We ran into a quite weird problem two weeks ago. One week before, we rebuilt our three node swarm (all managers) and installed 18.09.9 (unfortunately we couldn’t install the most current version yet). The initial deployment of our workload went perfectly fine. Most of them have one app and one database service, around 30 stacks.
Then, two week ago, a colleague had to deploy an updated image used by one of the existing stacks (we use Jenkins to deploy them). Right after the deployment stage started (simple docker deploy command), all the network connections from external to any container running on the swarm went down. The entry point for all the network traffic to the stacks is a HAProxy container running on each of the nodes. After around 10 minutes it recovered itself. Few minutes later, he started another deployment of the same stack, and the same thing happened again. As it is a production swarm, we couldn’t play around more there. The HAProxy containers were running all the time and didn’t restart.
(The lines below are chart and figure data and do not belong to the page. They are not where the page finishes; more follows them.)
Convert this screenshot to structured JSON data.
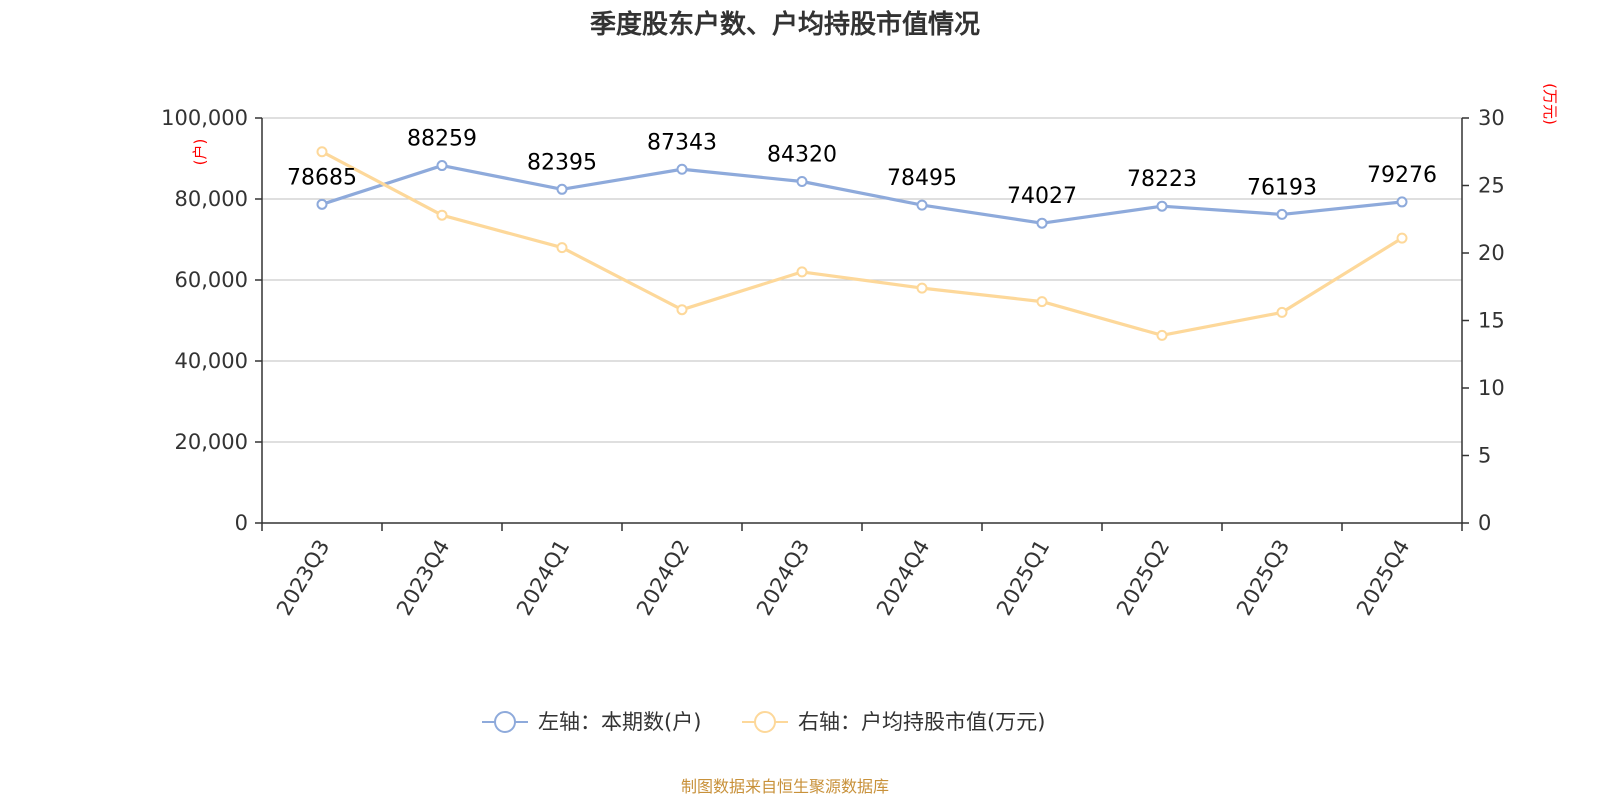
{
  "chart_data": {
    "type": "line",
    "title": "季度股东户数、户均持股市值情况",
    "categories": [
      "2023Q3",
      "2023Q4",
      "2024Q1",
      "2024Q2",
      "2024Q3",
      "2024Q4",
      "2025Q1",
      "2025Q2",
      "2025Q3",
      "2025Q4"
    ],
    "left_axis": {
      "unit_label": "(户)",
      "ylim": [
        0,
        100000
      ],
      "ticks": [
        "0",
        "20,000",
        "40,000",
        "60,000",
        "80,000",
        "100,000"
      ],
      "tick_values": [
        0,
        20000,
        40000,
        60000,
        80000,
        100000
      ]
    },
    "right_axis": {
      "unit_label": "(万元)",
      "ylim": [
        0,
        30
      ],
      "ticks": [
        "0",
        "5",
        "10",
        "15",
        "20",
        "25",
        "30"
      ],
      "tick_values": [
        0,
        5,
        10,
        15,
        20,
        25,
        30
      ]
    },
    "series": [
      {
        "name": "左轴：本期数(户)",
        "axis": "left",
        "color": "#8eaadb",
        "values": [
          78685,
          88259,
          82395,
          87343,
          84320,
          78495,
          74027,
          78223,
          76193,
          79276
        ],
        "labels": [
          "78685",
          "88259",
          "82395",
          "87343",
          "84320",
          "78495",
          "74027",
          "78223",
          "76193",
          "79276"
        ]
      },
      {
        "name": "右轴：户均持股市值(万元)",
        "axis": "right",
        "color": "#fdd89a",
        "values": [
          27.5,
          22.8,
          20.4,
          15.8,
          18.6,
          17.4,
          16.4,
          13.9,
          15.6,
          21.1
        ]
      }
    ],
    "grid": true,
    "legend_position": "bottom"
  },
  "footer": {
    "source": "制图数据来自恒生聚源数据库"
  }
}
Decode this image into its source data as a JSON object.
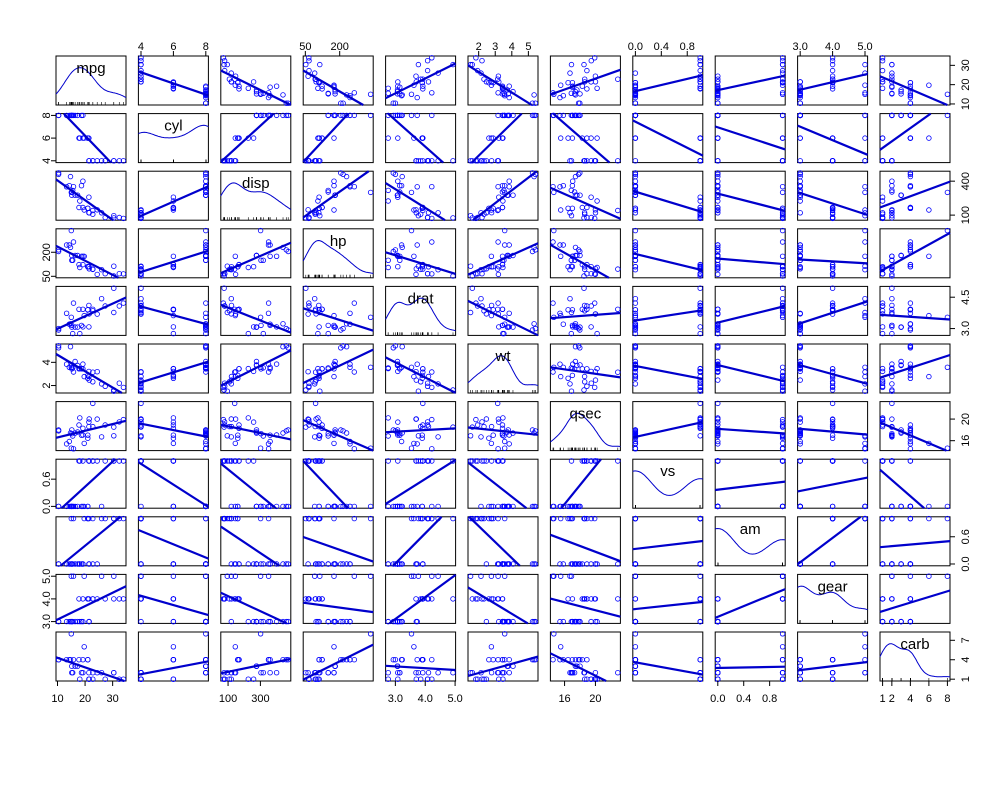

But then we faced the same problem on our test swarm running 18.09.0 (and a different kernel version, RHEL7 btw.).
The bad thing is, that we couldn’t find a way to reproduce it. No matter what we do, most of the times it works just fine.
Some days ago, I updated our Jenkins image on the test swarm (docker service update --image …) on the command line and all the network connections went down again. Couldn’t access any of the services from external. The containers were still running and SSH to the node itself was fine. 10 minutes later, everything was fine again.
The only interesting log messages we see is the following:
Oct 1 11:26:32 server01 kernel: IPVS: rr: FWM 4100 0x00001004 - no destination available Oct 1 11:26:32 server01 kernel: IPVS: rr: FWM 4100 0x00001004 - no destination available Oct 1 11:26:33 server01 kernel: IPVS: rr: FWM 4100 0x00001004 - no destination available Oct 1 11:26:33 server01 kernel: IPVS: rr: FWM 4100 0x00001004 - no destination available Oct 1 11:26:35 server01 kernel: IPVS: rr: FWM 4100 0x00001004 - no destination available
But these also show up when the deployment worked without the network issue.
Aside from these messages, there is absolutely nothing which would give a hint. No logs from HAProxy, Docker or the running applications. The network is just dead for around 10 minutes and then back again. Total weird.
Any help is appreciated, as I’m quite out of ideas…